Find the maximum and minimum (there are four in total) that the function $f(x,y)=3xy$ achieves when $(x,y)$ travel the ellipse $x^2+y^2+xy=3$

I have thought about doing the following but I do not know if I am doing the right thing:

I'm using Lagrange multipliers and I start with $\bigtriangledown f=\lambda\bigtriangledown g$, so from this I get $(3y,3x)=\lambda(2x+y,2y+x)$ so $\lambda=\frac{3y}{2x+y}$ and $\lambda=\frac{3x}{2y+x}$ so $\frac{3y}{2x+y}=\frac{3x}{2y+x}$ so $x^2=y^2$ so $y=\pm x$. So, I get to that $(0,0), (1,1), (-1,-1), (\sqrt{3},-\sqrt{3})$ and $(-\sqrt{3},\sqrt{3})$ are critical points, the problem is that I do not know how to determine if they are maximum or minimum, how can I do this? Thank you.

Answer 1

Evaluate your function $f(x,y) = 3xy$ at each of these four points, $(0,0), (1,1), (-1,-1), (\sqrt{3},-\sqrt{3})$ and compare the results.You will find maximum is achieved at $(1,1)$ and $(-1,-1)$ and minimum is achieved at $ \pm (\sqrt 3, -\sqrt 3)$

Answer 2

If $x,y$ have the same sign $f(x,y)>0$

and if they have opposite signs $f(x,y)<0$

With the 4 pairs you have, 2 share the same sign and and 2 do not. That should make it clear wich are the maxima and which are the minima.

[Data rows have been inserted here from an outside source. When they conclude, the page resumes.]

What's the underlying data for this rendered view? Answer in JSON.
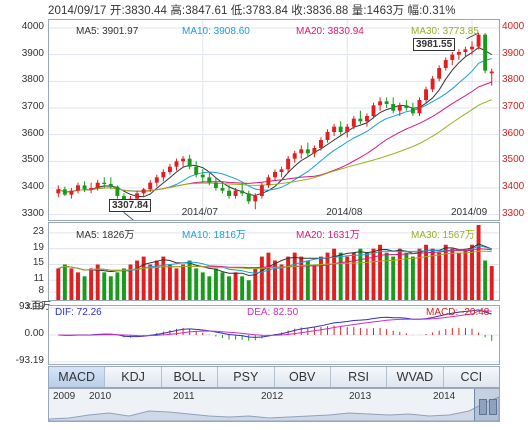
{
  "header": {
    "date": "2014/09/17",
    "open": "开:3830.44",
    "high": "高:3847.61",
    "low": "低:3783.84",
    "close": "收:3836.88",
    "volume": "量:1463万",
    "change": "幅:0.31%"
  },
  "price_panel": {
    "ma5": "MA5: 3901.97",
    "ma10": "MA10: 3908.60",
    "ma20": "MA20: 3830.94",
    "ma30": "MA30: 3773.85",
    "y_ticks": [
      "4000",
      "3900",
      "3800",
      "3700",
      "3600",
      "3500",
      "3400",
      "3300"
    ],
    "month_labels": [
      "2014/07",
      "2014/08",
      "2014/09"
    ],
    "high_callout": "3981.55",
    "low_callout": "3307.84"
  },
  "volume_panel": {
    "ma5": "MA5: 1826万",
    "ma10": "MA10: 1816万",
    "ma20": "MA20: 1631万",
    "ma30": "MA30: 1567万",
    "y_ticks": [
      "23",
      "19",
      "15",
      "11",
      "8"
    ],
    "unit": "x百万"
  },
  "macd_panel": {
    "dif": "DIF: 72.26",
    "dea": "DEA: 82.50",
    "macd": "MACD: -20.48",
    "y_ticks": [
      "93.19",
      "0.00",
      "-93.19"
    ]
  },
  "tabs": [
    "MACD",
    "KDJ",
    "BOLL",
    "PSY",
    "OBV",
    "RSI",
    "WVAD",
    "CCI"
  ],
  "navigator_years": [
    "2009",
    "2010",
    "2011",
    "2012",
    "2013",
    "2014"
  ],
  "colors": {
    "up": "#e02020",
    "down": "#1a9a1a",
    "ma5": "#333333",
    "ma10": "#1aa0d8",
    "ma20": "#d81a7a",
    "ma30": "#99b020",
    "dif": "#3030c0",
    "dea": "#d030c0"
  },
  "chart_data": [
    {
      "type": "candlestick",
      "title": "",
      "x_range": [
        "2014/06/18",
        "2014/09/17"
      ],
      "ylim": [
        3280,
        4030
      ],
      "ohlc_approx": [
        [
          3380,
          3410,
          3365,
          3395
        ],
        [
          3395,
          3405,
          3370,
          3375
        ],
        [
          3375,
          3400,
          3360,
          3390
        ],
        [
          3390,
          3420,
          3380,
          3410
        ],
        [
          3410,
          3425,
          3385,
          3395
        ],
        [
          3395,
          3420,
          3380,
          3400
        ],
        [
          3400,
          3430,
          3390,
          3420
        ],
        [
          3420,
          3440,
          3400,
          3415
        ],
        [
          3415,
          3440,
          3395,
          3405
        ],
        [
          3405,
          3410,
          3360,
          3370
        ],
        [
          3370,
          3380,
          3307.84,
          3330
        ],
        [
          3330,
          3370,
          3320,
          3360
        ],
        [
          3360,
          3390,
          3345,
          3380
        ],
        [
          3380,
          3400,
          3365,
          3395
        ],
        [
          3395,
          3430,
          3385,
          3420
        ],
        [
          3420,
          3450,
          3405,
          3440
        ],
        [
          3440,
          3470,
          3425,
          3460
        ],
        [
          3460,
          3490,
          3450,
          3480
        ],
        [
          3480,
          3510,
          3465,
          3500
        ],
        [
          3500,
          3520,
          3480,
          3510
        ],
        [
          3510,
          3525,
          3470,
          3480
        ],
        [
          3480,
          3500,
          3440,
          3450
        ],
        [
          3450,
          3470,
          3420,
          3440
        ],
        [
          3440,
          3460,
          3410,
          3420
        ],
        [
          3420,
          3440,
          3390,
          3400
        ],
        [
          3400,
          3420,
          3380,
          3390
        ],
        [
          3390,
          3410,
          3360,
          3370
        ],
        [
          3370,
          3400,
          3360,
          3390
        ],
        [
          3390,
          3420,
          3370,
          3380
        ],
        [
          3380,
          3390,
          3340,
          3350
        ],
        [
          3350,
          3380,
          3320,
          3370
        ],
        [
          3370,
          3420,
          3360,
          3410
        ],
        [
          3410,
          3450,
          3400,
          3440
        ],
        [
          3440,
          3470,
          3430,
          3460
        ],
        [
          3460,
          3480,
          3440,
          3470
        ],
        [
          3470,
          3520,
          3460,
          3510
        ],
        [
          3510,
          3540,
          3495,
          3530
        ],
        [
          3530,
          3560,
          3510,
          3545
        ],
        [
          3545,
          3570,
          3520,
          3530
        ],
        [
          3530,
          3560,
          3515,
          3550
        ],
        [
          3550,
          3590,
          3540,
          3580
        ],
        [
          3580,
          3620,
          3570,
          3610
        ],
        [
          3610,
          3640,
          3595,
          3630
        ],
        [
          3630,
          3650,
          3600,
          3610
        ],
        [
          3610,
          3640,
          3590,
          3630
        ],
        [
          3630,
          3670,
          3620,
          3660
        ],
        [
          3660,
          3690,
          3640,
          3650
        ],
        [
          3650,
          3680,
          3630,
          3670
        ],
        [
          3670,
          3720,
          3660,
          3710
        ],
        [
          3710,
          3740,
          3690,
          3725
        ],
        [
          3725,
          3740,
          3700,
          3715
        ],
        [
          3715,
          3740,
          3680,
          3690
        ],
        [
          3690,
          3720,
          3670,
          3710
        ],
        [
          3710,
          3730,
          3690,
          3700
        ],
        [
          3700,
          3720,
          3670,
          3680
        ],
        [
          3680,
          3740,
          3670,
          3730
        ],
        [
          3730,
          3780,
          3720,
          3770
        ],
        [
          3770,
          3820,
          3760,
          3810
        ],
        [
          3810,
          3860,
          3800,
          3850
        ],
        [
          3850,
          3890,
          3840,
          3880
        ],
        [
          3880,
          3910,
          3860,
          3900
        ],
        [
          3900,
          3920,
          3880,
          3910
        ],
        [
          3910,
          3930,
          3890,
          3920
        ],
        [
          3920,
          3950,
          3900,
          3930
        ],
        [
          3930,
          3981.55,
          3920,
          3975
        ],
        [
          3975,
          3981.55,
          3830,
          3840
        ],
        [
          3830.44,
          3847.61,
          3783.84,
          3836.88
        ]
      ],
      "ma5": 3901.97,
      "ma10": 3908.6,
      "ma20": 3830.94,
      "ma30": 3773.85
    },
    {
      "type": "bar",
      "title": "",
      "ylabel": "x百万",
      "ylim": [
        8,
        25
      ],
      "values_approx": [
        14,
        15,
        14,
        13,
        12,
        14,
        15,
        13,
        12,
        13,
        14,
        15,
        16,
        17,
        15,
        16,
        17,
        15,
        14,
        15,
        16,
        14,
        13,
        12,
        14,
        13,
        12,
        13,
        12,
        11,
        14,
        17,
        18,
        16,
        15,
        17,
        18,
        17,
        16,
        15,
        17,
        18,
        19,
        18,
        17,
        18,
        19,
        18,
        19,
        20,
        18,
        17,
        19,
        18,
        17,
        19,
        20,
        19,
        18,
        20,
        19,
        18,
        19,
        20,
        25,
        16,
        14.6
      ]
    },
    {
      "type": "line",
      "title": "",
      "ylim": [
        -93.19,
        93.19
      ],
      "dif_last": 72.26,
      "dea_last": 82.5,
      "macd_last": -20.48
    }
  ]
}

But is calculus even necessary?

Make this substitution

$x = u+v\\ y = u-v$

Then your objective and constraint become:

$f(u,v) = 3u^2 - 3v^2\\ 3u^2 + v^2 = 3$

Plugging the constraint into the objective.

$f(u,v) = 3 - 4v^2$

$f$ is maximized when $v = 0$

$u = \pm 1\\ x = \pm 1\\ y = \pm 1$

$f$ is minimized when $u = 0$

$v = \pm \sqrt 3\\ x = \pm \sqrt 3\\ y = \mp \sqrt 3$

Answer 3

Let $3xy=k$.

Thus, $$k(x^2+y^2+xy)=9xy$$ or $$kx^2+(k-9)xy+ky^2=0$$ has solutions.

Let $k\neq0$.

Thus, $$(k-9)^2-4k^2\geq0$$ or $$(k+9)(k-3)\leq0$$ or $$-9\leq k\leq3.$$ Now, we see that $k=0$ is not relevant and the extreme value of $k$ occurs for $x=-\frac{k-9}{2k}y$,

which says that $$\max_{x^2+y^2+xy=3}3xy=3$$ and $$\min_{x^2+y^2+xy=3}3xy=-9$$

Answer 4

1) $(x+y)^2- xy= 3;$

$xy = (x+y)^2 -3;$

$f(x,y)=3xy = 3(x+y)^2-9.$

$f_{min}=-9$, at $x=-y$;

$-3x^2= -9; x=\pm √3; y=\mp √3$;

2) $(x-y)^2+3xy= 3;$

$f(x,y)= 3xy= 3-(x-y)^2$;

$f_{max}= 3$, at $x=y$.

$x^2=1$; $x =\pm 1$, $y=\pm 1$.

Answer 5

If Lagrange multipliers is not mandatory,

$$12=4x^2+4y^2+4xy=(2x+y)^2+(\sqrt3y)^2$$

Let $\sqrt3y=\sqrt{12}\cos t\iff y=2\cos t$

$2x+y=2\sqrt3\sin t\iff 2x=2\sqrt3\sin t-2\cos t\iff x=\sqrt3\sin t-\cos t=2\sin\left(t-30^\circ\right)$

$3xy=12\cos t\sin\left(t-30^\circ\right)=6[\sin(2t-30^\circ)-\sin30^\circ]$

Now for real $x,y;t$ is real $$-1\le\sin(2t-30^\circ)\le1$$

Answer 6

As the equations involved are homogeneous, making $y = \lambda x$ we have

$$ \min(\max)3x^2\lambda\ \ \mbox{s. t. }\ \ x^2(1+\lambda^2+\lambda) = 3 $$

which is equivalent to

$$ \min_{\lambda}(\max_{\lambda})f(\lambda) = \frac{9\lambda}{\lambda^2+\lambda+1} $$

so the stationary points are at

$$ f'(\lambda) = -\frac{9 \left(\lambda ^2-1\right)}{\left(\lambda ^2+\lambda +1\right)^2} = 0\Rightarrow \lambda^* = \{-1,1\} $$

then the solutions are at $y = \pm x$ etc.